Diese Freigabe enthält tiefe klinische Phänotypisierungsdaten für weitere 4.911 Personen. Diese Informationen umfassen: 

  • Alter bei Diagnose und Ausbruch
  • Primäre, aktuelle und letzte Diagnose
  • Kognitive Tests wie der Mini-Mental Status-Test (MMST) und der Montreal-Cognitive-Assessment-Test (MoCa)
  • Von der Movement Disorder Society gesponserte Überarbeitung der Unified Parkinson’s Disease Rating Scale (MDS-UPDRS)
  • Detaillierte „sonstige“ Phänotypen wie etwa Lewy-Körper-Demenz (LBD)

In dieser Freigabe liegen zu jeder der 17.496 Personen mit klinischen Informationen auch passende genetische Informationen vor.

Individuen-spezifische Daten:

Wir erfassen nun die Daten von insgesamt 87 Kohorten; 14 davon sind neu in dieser Freigabe. Weitere Informationen zu den bereitgestellten Kohorten finden Sie im GP2 Cohort Dashboard.

Die genetisch determinierte Abstammung von Array-genotypisierten GP2-Teilnehmenden wird in 11 Abstammungsgruppen gegliedert; die Tabelle unten gibt Aufschluss über die genetisch determinierte Abstammung der genotypisierten Teilnehmenden in dieser Freigabe, welche die Qualitätskontrolle durchlaufen haben und imputiert wurden.
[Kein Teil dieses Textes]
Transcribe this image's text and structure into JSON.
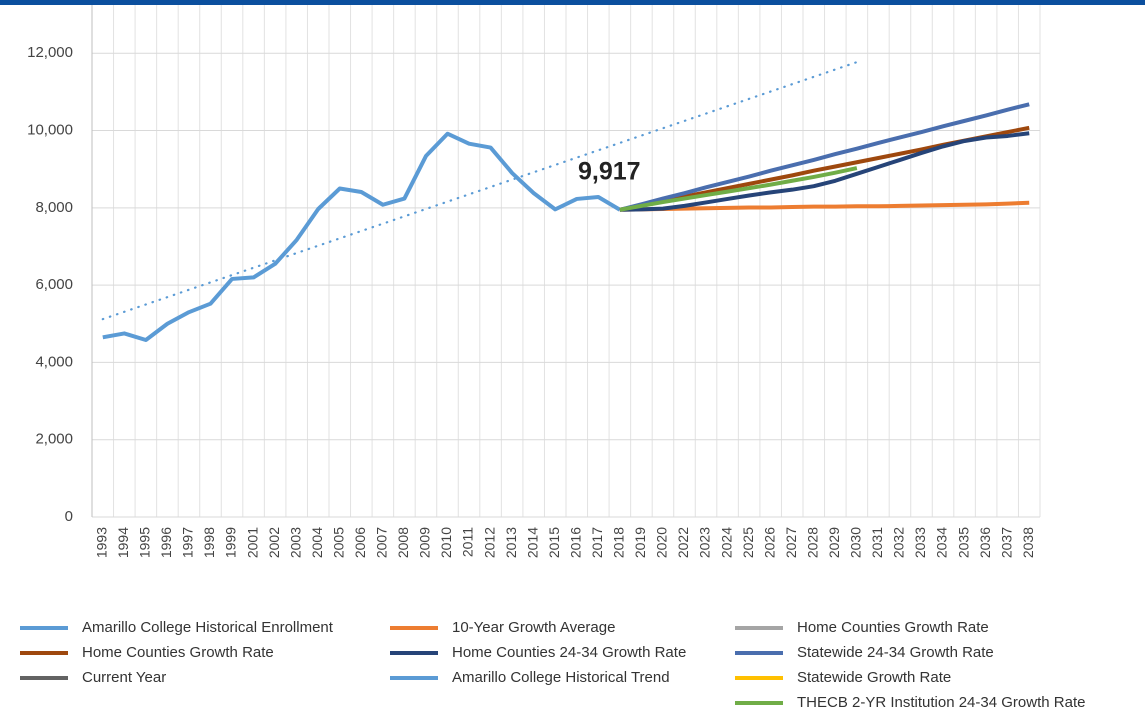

Diese Zahlen beinhalten Proben aus früheren Freigaben, die unter Verwendung der neuen Cluster-Datei erneut geclustert wurden und die Qualitätskontrolle durchlaufen haben, sowie die neu genotypisierten und gemeinsam genutzten Proben, die nur in dieser aktuellen Freigabe enthalten sind.

Gesamtgenom-Sequenzdaten mit Aufruf durch DeepVariant-GLnexus

Weitere GP2-Sequenzierungsdaten werden für das 3. Quartal 2024 erwartet.

Durch zukünftige Datenfreigaben wird sich die Vielfalt der verfügbaren Teilnehmenden weiter erhöhen. Auf unserem Cohort Dashboard können Sie sich über den Fortschritt unserer Arbeiten informieren. Wer bereits über einen Tier-2-Zugang verfügt, kann die Daten in unserem Cohort Browser ansehen, der bereits in einem früheren Blogbeitrag vorgestellt wurde.

Wie immer finden Sie weitere Details zu Pipelines, Daten und Analysen in der README-Datei zur jeweiligen GP2-Freigabe!